They’re still missing. Vamoosed from churches, ladies lunches and high streets. In absentia from our wardrobes and our mind-sets. The ones that can be seen are set atop the crown of someone slightly odd, with a faint odour of camphor and champagne.
There have been ruminations, rumblings and rumours about its return. It’s been stated and said, but hat wearing for fashion instead of practicality has not undergone Lazarus-like renaissance. It’s faffed about but the bill has not been signed. Not really.
The powers that be necromanced the waist back into being after its exile with leggings and light denim. Let’s hold a seancé for berets, boaters, bonnets and busbys. Call back to action the cloche, coronets and cowboys. Revisit the derby, dupatta and deerstalker. Purchase ourselves fedoras and flat caps. Cover our tresses with garlands, homburgs and panamas. Deck ourselves out with pillboxes, skullcaps and sombreros. Let’s lift the trilby, turban and veil back to the collective fashion unconscious.
How well do secrets keep under a bobbled hat? Poor millinery was not the reason Graham Greene ended the affair. Perhaps social media over sharers could do with a skull cap to keep private their innermost thoughts and supper ingredients? Should every woman should have her own milliner – like a local councillor, willing to push for change on one’s head?

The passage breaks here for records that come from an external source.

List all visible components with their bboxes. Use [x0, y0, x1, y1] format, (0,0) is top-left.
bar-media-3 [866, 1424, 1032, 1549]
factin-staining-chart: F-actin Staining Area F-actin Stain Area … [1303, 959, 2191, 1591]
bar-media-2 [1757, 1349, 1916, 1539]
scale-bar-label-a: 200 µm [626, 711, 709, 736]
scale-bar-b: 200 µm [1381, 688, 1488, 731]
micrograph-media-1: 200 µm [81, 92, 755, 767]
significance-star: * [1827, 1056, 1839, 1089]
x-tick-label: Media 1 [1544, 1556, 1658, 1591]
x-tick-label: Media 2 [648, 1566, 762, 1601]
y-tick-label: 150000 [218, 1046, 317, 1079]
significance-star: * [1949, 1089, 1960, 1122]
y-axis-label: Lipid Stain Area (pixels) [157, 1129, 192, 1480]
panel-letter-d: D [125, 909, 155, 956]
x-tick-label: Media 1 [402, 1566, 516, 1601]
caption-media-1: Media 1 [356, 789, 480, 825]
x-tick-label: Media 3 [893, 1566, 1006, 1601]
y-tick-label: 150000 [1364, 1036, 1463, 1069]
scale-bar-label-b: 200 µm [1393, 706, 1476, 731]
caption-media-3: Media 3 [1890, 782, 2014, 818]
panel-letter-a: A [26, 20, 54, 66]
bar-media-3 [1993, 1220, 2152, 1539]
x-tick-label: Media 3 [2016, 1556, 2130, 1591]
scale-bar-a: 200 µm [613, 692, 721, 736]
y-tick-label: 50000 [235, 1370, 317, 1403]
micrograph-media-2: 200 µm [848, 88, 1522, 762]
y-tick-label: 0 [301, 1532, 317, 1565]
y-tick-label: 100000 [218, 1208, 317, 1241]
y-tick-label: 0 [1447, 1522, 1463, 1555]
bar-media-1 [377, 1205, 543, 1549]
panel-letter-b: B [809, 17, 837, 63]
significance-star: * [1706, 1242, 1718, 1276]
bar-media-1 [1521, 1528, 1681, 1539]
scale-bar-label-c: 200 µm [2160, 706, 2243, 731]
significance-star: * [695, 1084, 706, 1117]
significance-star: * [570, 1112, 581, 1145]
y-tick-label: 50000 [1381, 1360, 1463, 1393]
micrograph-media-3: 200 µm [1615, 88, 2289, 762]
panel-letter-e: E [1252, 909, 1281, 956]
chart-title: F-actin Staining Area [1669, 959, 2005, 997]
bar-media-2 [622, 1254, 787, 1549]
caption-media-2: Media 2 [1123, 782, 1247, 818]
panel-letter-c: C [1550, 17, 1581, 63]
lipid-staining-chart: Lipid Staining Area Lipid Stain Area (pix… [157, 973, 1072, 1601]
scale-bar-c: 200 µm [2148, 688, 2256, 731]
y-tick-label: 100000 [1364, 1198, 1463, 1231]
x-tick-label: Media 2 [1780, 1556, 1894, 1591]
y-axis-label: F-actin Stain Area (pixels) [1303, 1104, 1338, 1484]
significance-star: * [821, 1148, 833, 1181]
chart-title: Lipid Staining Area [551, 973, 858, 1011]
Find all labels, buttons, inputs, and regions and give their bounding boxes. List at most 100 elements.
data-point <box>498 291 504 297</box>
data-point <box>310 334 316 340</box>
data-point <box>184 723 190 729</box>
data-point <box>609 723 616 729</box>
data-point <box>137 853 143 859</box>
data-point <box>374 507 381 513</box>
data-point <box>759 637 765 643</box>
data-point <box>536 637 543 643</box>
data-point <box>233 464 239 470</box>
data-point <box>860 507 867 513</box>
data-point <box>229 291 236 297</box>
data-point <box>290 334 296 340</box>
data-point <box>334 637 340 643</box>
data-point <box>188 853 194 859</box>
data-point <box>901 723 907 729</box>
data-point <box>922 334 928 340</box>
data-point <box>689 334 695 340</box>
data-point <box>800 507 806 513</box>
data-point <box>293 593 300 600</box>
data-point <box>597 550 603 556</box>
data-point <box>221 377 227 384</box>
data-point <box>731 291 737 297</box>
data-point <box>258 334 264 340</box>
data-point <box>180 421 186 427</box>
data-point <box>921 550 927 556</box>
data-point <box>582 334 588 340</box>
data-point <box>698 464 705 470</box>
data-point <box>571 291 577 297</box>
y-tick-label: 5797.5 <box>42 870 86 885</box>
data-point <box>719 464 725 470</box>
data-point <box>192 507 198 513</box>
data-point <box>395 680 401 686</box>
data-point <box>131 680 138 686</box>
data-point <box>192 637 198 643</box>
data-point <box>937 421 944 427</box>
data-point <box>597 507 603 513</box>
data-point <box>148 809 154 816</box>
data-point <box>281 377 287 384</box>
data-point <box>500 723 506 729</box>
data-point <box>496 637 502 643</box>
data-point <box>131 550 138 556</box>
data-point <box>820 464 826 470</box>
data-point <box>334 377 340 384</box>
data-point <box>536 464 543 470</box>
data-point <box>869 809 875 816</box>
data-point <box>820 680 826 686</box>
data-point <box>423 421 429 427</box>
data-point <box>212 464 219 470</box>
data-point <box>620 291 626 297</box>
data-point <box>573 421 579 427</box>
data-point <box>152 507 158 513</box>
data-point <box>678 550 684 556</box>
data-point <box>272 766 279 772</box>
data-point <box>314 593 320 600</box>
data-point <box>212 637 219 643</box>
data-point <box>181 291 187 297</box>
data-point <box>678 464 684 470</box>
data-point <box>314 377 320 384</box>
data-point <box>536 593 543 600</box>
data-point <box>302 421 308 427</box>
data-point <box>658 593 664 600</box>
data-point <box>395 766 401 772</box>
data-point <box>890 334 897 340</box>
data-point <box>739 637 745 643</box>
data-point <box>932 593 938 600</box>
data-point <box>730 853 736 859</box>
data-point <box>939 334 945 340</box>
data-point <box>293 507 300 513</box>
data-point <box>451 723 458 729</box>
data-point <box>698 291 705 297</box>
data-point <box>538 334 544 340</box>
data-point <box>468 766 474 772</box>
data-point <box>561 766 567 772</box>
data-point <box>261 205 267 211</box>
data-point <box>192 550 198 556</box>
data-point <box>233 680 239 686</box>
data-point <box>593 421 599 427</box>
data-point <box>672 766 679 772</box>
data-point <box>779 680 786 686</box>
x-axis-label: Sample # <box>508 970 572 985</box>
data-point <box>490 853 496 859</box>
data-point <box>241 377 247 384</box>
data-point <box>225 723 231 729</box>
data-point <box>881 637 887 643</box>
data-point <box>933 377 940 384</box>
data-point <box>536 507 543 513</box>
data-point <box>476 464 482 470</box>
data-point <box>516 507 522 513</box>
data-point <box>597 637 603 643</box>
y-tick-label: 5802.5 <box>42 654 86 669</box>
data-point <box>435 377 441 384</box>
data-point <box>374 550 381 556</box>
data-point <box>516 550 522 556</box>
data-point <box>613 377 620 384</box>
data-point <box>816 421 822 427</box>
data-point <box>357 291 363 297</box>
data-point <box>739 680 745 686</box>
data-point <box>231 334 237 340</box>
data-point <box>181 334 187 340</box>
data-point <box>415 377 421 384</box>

The Duchess of Cambridge terrifically resurrects the niceties of days gone by, and she can’t be faulted. She is flying the flag for fascinators at every relevant occasion. She is of course training her neck muscles to balance weightier headgear in the future.
The hat never was humble, it was a showpiece, a final flair, a statement of belonging. That was before boy bands requisitioned the beanie and damned sinamay and felt to the sin bin along with wooden car seats and cabaret. Hatpins have left to rust in a third rate cigar case in the attic.
Necessity mothers our chapeaux-wearing when sleet blows sideways, highlights roll into their ninth week and there’s a dress code to be followed. The gods of health and safety deign hardhats compulsory for builders, but where’s the fun in that? Why can’t we have the folly of feathers and pearls over our lunchtime bowl of soup?
Hats are not common. But who wants them to be common? Not the occasional hat wearer who knows the value of millinery. Not the fashion snob. The average woman no longer wears hats as a fashion statement in daily life. What is life without peering at the love of your life from underneath a wide brim or insouciantly ordering a latté beneath a beret? Our grandmothers would not leave the house without the final string in their bow. Why are we walking around so unfinished?